M. Parent critique toutefois la décision du transporteur d’annuler le service, tout juste avant la saison estivale. Il s'agit selon lui d'une forme de négociation qui se fait aux dépens des usagers.

« Avant de lui donner un chèque, assurez-vous que la population du Bas-Saint-Laurent ne soit plus jamais prise en otage par un promoteur qui décide à la dernière minute qu’il n’embarque pas sans recevoir de l’argent »

— Une citation de  Marc Parent, maire de Rimouski
Marc Parent, maire intérimaire de Rimouski

Marc Parent souhaite qu'une entente survienne entre l'entreprise et le gouvernement du Québec, qui garantirait un service fiable et un navire en bon état (archives).

Photo : Radio-Canada

Pour la mairesse de Forestville, Micheline Anctil, l’absence d’un service de traversier jusqu’à Rimouski n’est pas concevable.

La mairesse demande que le gouvernement du Québec octroie une aide d’urgence de 100 000 $ au propriétaire du CNM Évolution.

Une aide qui est minime à notre point de vue, quand on regarde les millions et les millions que le ministère des Transports a investis dans les autres traversiers pour les soutenir et pour garantir les autres liens maritimes, soutient Mme Anctil. Elle affirme qu'en attendant, c'est toute la saison 2021 qui est en jeu.

Cette dernière soulève l’importance de la traverse pour l’industrie touristique, pour la mobilité de la population et pour le développement économique de la Haute-Côte-Nord.

Un point de vue que partage le directeur général de la Chambre de commerce de la Haute-Côte-Nord, Carol Girard.

Il déplore que la traverse Rimouski-Forestville n'ait pas accès à l'aide gouvernementale comme les autres services maritimes de l'Est-du-Québec.

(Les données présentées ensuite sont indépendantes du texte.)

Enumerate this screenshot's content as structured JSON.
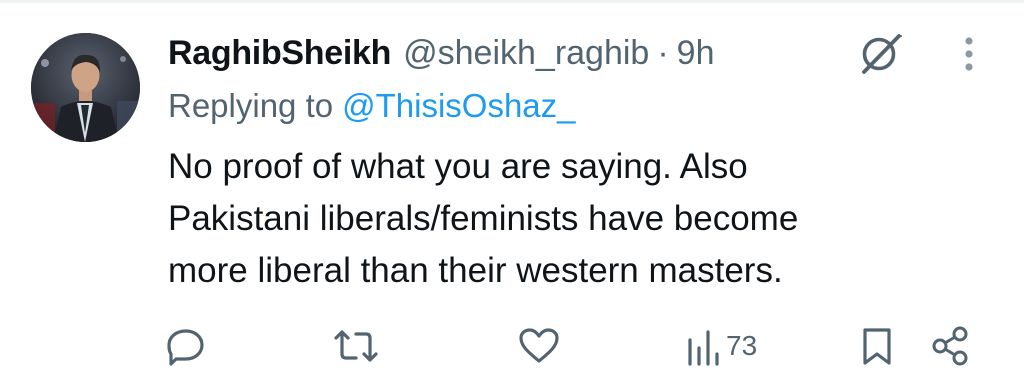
{
  "tweet": {
    "display_name": "RaghibSheikh",
    "handle": "@sheikh_raghib",
    "separator": "·",
    "time": "9h",
    "reply_prefix": "Replying to",
    "reply_to": "@ThisisOshaz_",
    "body_lines": [
      "No proof of what you are saying. Also",
      "Pakistani liberals/feminists have become",
      "more liberal than their western masters."
    ]
  },
  "actions": {
    "reply": {
      "icon": "reply-icon"
    },
    "repost": {
      "icon": "repost-icon"
    },
    "like": {
      "icon": "heart-icon"
    },
    "views": {
      "icon": "views-icon",
      "count": "73"
    },
    "bookmark": {
      "icon": "bookmark-icon"
    },
    "share": {
      "icon": "share-icon"
    }
  },
  "colors": {
    "text_primary": "#0f1419",
    "text_secondary": "#536471",
    "link": "#1d9bf0",
    "icon": "#536471"
  }
}
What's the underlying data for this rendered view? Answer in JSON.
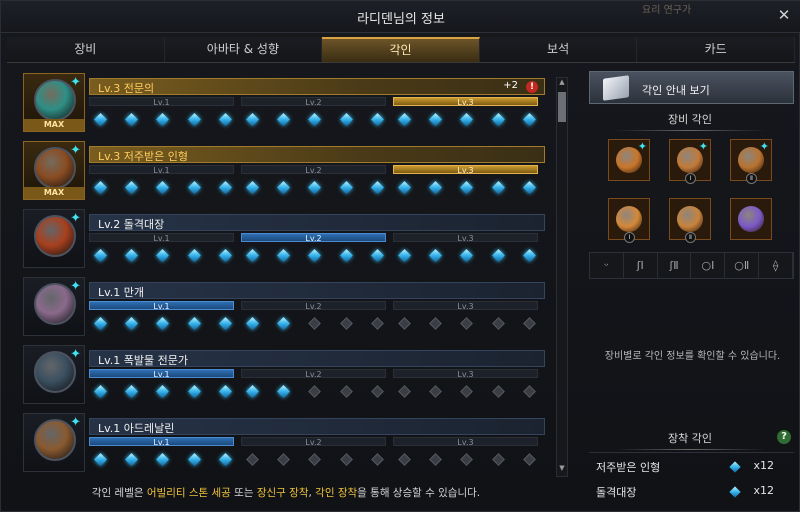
{
  "window": {
    "title": "라디덴님의 정보",
    "ghost_text": "요리 연구가"
  },
  "tabs": [
    {
      "label": "장비",
      "active": false
    },
    {
      "label": "아바타 & 성향",
      "active": false
    },
    {
      "label": "각인",
      "active": true
    },
    {
      "label": "보석",
      "active": false
    },
    {
      "label": "카드",
      "active": false
    }
  ],
  "engravings": [
    {
      "name": "Lv.3 전문의",
      "max": true,
      "max_label": "MAX",
      "bonus": "+2",
      "alert": "!",
      "level_labels": [
        "Lv.1",
        "Lv.2",
        "Lv.3"
      ],
      "active_level": 3,
      "filled_gems": 15,
      "orb_color": "#2f8f86"
    },
    {
      "name": "Lv.3 저주받은 인형",
      "max": true,
      "max_label": "MAX",
      "bonus": "",
      "alert": "",
      "level_labels": [
        "Lv.1",
        "Lv.2",
        "Lv.3"
      ],
      "active_level": 3,
      "filled_gems": 15,
      "orb_color": "#8a4c22"
    },
    {
      "name": "Lv.2 돌격대장",
      "max": false,
      "max_label": "",
      "bonus": "",
      "alert": "",
      "level_labels": [
        "Lv.1",
        "Lv.2",
        "Lv.3"
      ],
      "active_level": 2,
      "filled_gems": 15,
      "orb_color": "#a8401e"
    },
    {
      "name": "Lv.1 만개",
      "max": false,
      "max_label": "",
      "bonus": "",
      "alert": "",
      "level_labels": [
        "Lv.1",
        "Lv.2",
        "Lv.3"
      ],
      "active_level": 1,
      "filled_gems": 7,
      "orb_color": "#8a6a8c"
    },
    {
      "name": "Lv.1 폭발물 전문가",
      "max": false,
      "max_label": "",
      "bonus": "",
      "alert": "",
      "level_labels": [
        "Lv.1",
        "Lv.2",
        "Lv.3"
      ],
      "active_level": 1,
      "filled_gems": 7,
      "orb_color": "#3b5060"
    },
    {
      "name": "Lv.1 아드레날린",
      "max": false,
      "max_label": "",
      "bonus": "",
      "alert": "",
      "level_labels": [
        "Lv.1",
        "Lv.2",
        "Lv.3"
      ],
      "active_level": 1,
      "filled_gems": 5,
      "orb_color": "#8a5a30"
    }
  ],
  "footer": {
    "prefix": "각인 레벨은 ",
    "hl1": "어빌리티 스톤 세공",
    "mid1": " 또는 ",
    "hl2": "장신구 장착",
    "mid2": ", ",
    "hl3": "각인 장착",
    "suffix": "을 통해 상승할 수 있습니다."
  },
  "right": {
    "guide_button": "각인 안내 보기",
    "equipment_title": "장비 각인",
    "equipment": [
      {
        "icon": "necklace-icon",
        "roman": "",
        "special": true,
        "color": "#c9762a"
      },
      {
        "icon": "earring-icon",
        "roman": "Ⅰ",
        "special": true,
        "color": "#c27a38"
      },
      {
        "icon": "earring-icon",
        "roman": "Ⅱ",
        "special": true,
        "color": "#b8732f"
      },
      {
        "icon": "ring-icon",
        "roman": "Ⅰ",
        "special": false,
        "color": "#d4893a"
      },
      {
        "icon": "ring-icon",
        "roman": "Ⅱ",
        "special": false,
        "color": "#c8843c"
      },
      {
        "icon": "ability-stone-icon",
        "roman": "",
        "special": false,
        "color": "#7b5ac8"
      }
    ],
    "slot_icons": [
      "ᵕ",
      "ʃⅠ",
      "ʃⅡ",
      "○Ⅰ",
      "○Ⅱ",
      "⟠"
    ],
    "info_text": "장비별로 각인 정보를 확인할 수 있습니다.",
    "equip_engr_title": "장착 각인",
    "help": "?",
    "equipped": [
      {
        "name": "저주받은 인형",
        "count": "x12"
      },
      {
        "name": "돌격대장",
        "count": "x12"
      }
    ]
  }
}
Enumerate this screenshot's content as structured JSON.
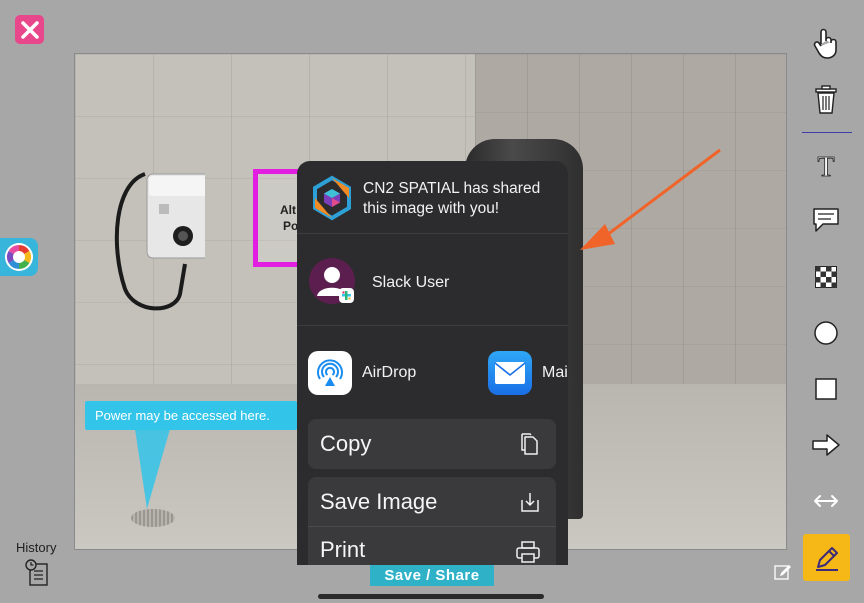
{
  "app": {
    "history_label": "History",
    "save_share_label": "Save / Share",
    "colors": {
      "accent_yellow": "#f6b817",
      "accent_cyan": "#2fb2c8",
      "close_pink": "#e8478b",
      "annotation_magenta": "#e21fe1",
      "arrow_orange": "#f0642a"
    }
  },
  "canvas": {
    "annotation_callout": "Power may be accessed here.",
    "partial_label_line1": "Alt",
    "partial_label_line2": "Po"
  },
  "toolbar": {
    "tools": [
      "hand-pointer-icon",
      "trash-icon",
      "text-icon",
      "speech-bubble-icon",
      "checkerboard-blur-icon",
      "circle-icon",
      "square-icon",
      "arrow-right-icon",
      "double-arrow-icon",
      "pencil-icon"
    ]
  },
  "share_sheet": {
    "header_text": "CN2 SPATIAL has shared this image with you!",
    "person": {
      "name": "Slack User"
    },
    "apps": [
      {
        "label": "AirDrop",
        "icon": "airdrop-icon"
      },
      {
        "label": "Mail",
        "icon": "mail-icon"
      }
    ],
    "actions": {
      "copy": "Copy",
      "save_image": "Save Image",
      "print": "Print"
    }
  }
}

Les deux intervenants se tiennent debout près d'une pancarte qui désigne où se trouve le traversier.

La mairesse de Forestville, Micheline Anctil et le directeur général de la Chambre de commerce de la Haute-Côte-Nord, Carol Girard, souhaitent qu'une solution soit trouvée rapidement.

Photo : Radio-Canada / Benoit Jobin

Je vous dirais qu’aujourd’hui, apprendre cette nouvelle-là, c’est comme une tonne de brique qui nous tombe sur la tête. M. Journeault de l’entreprise CNM Évolution, c’est un de nos membres et il a besoin d’aide, explique M. Girard.

La Chambre de commerce et de l’industrie de Rimouski-Neigette joint sa voix à celle de son homologue nord-côtier. Pour le directeur général de la Chambre, Jonathan Laterreur, les conséquences économiques de l’arrêt du service sont à éviter à tout prix.

La traverse est vitale. On va appuyer toutes les mesures qui vont pouvoir aider à ce qu’il y ait un service cet été. [...] Si c’est seulement 100 000 $ qui nous sépare d’une traversée maritime qui a des retombées économiques de plusieurs milliers de dollars, on appuiera la demande de la mairesse de Forestville absolument.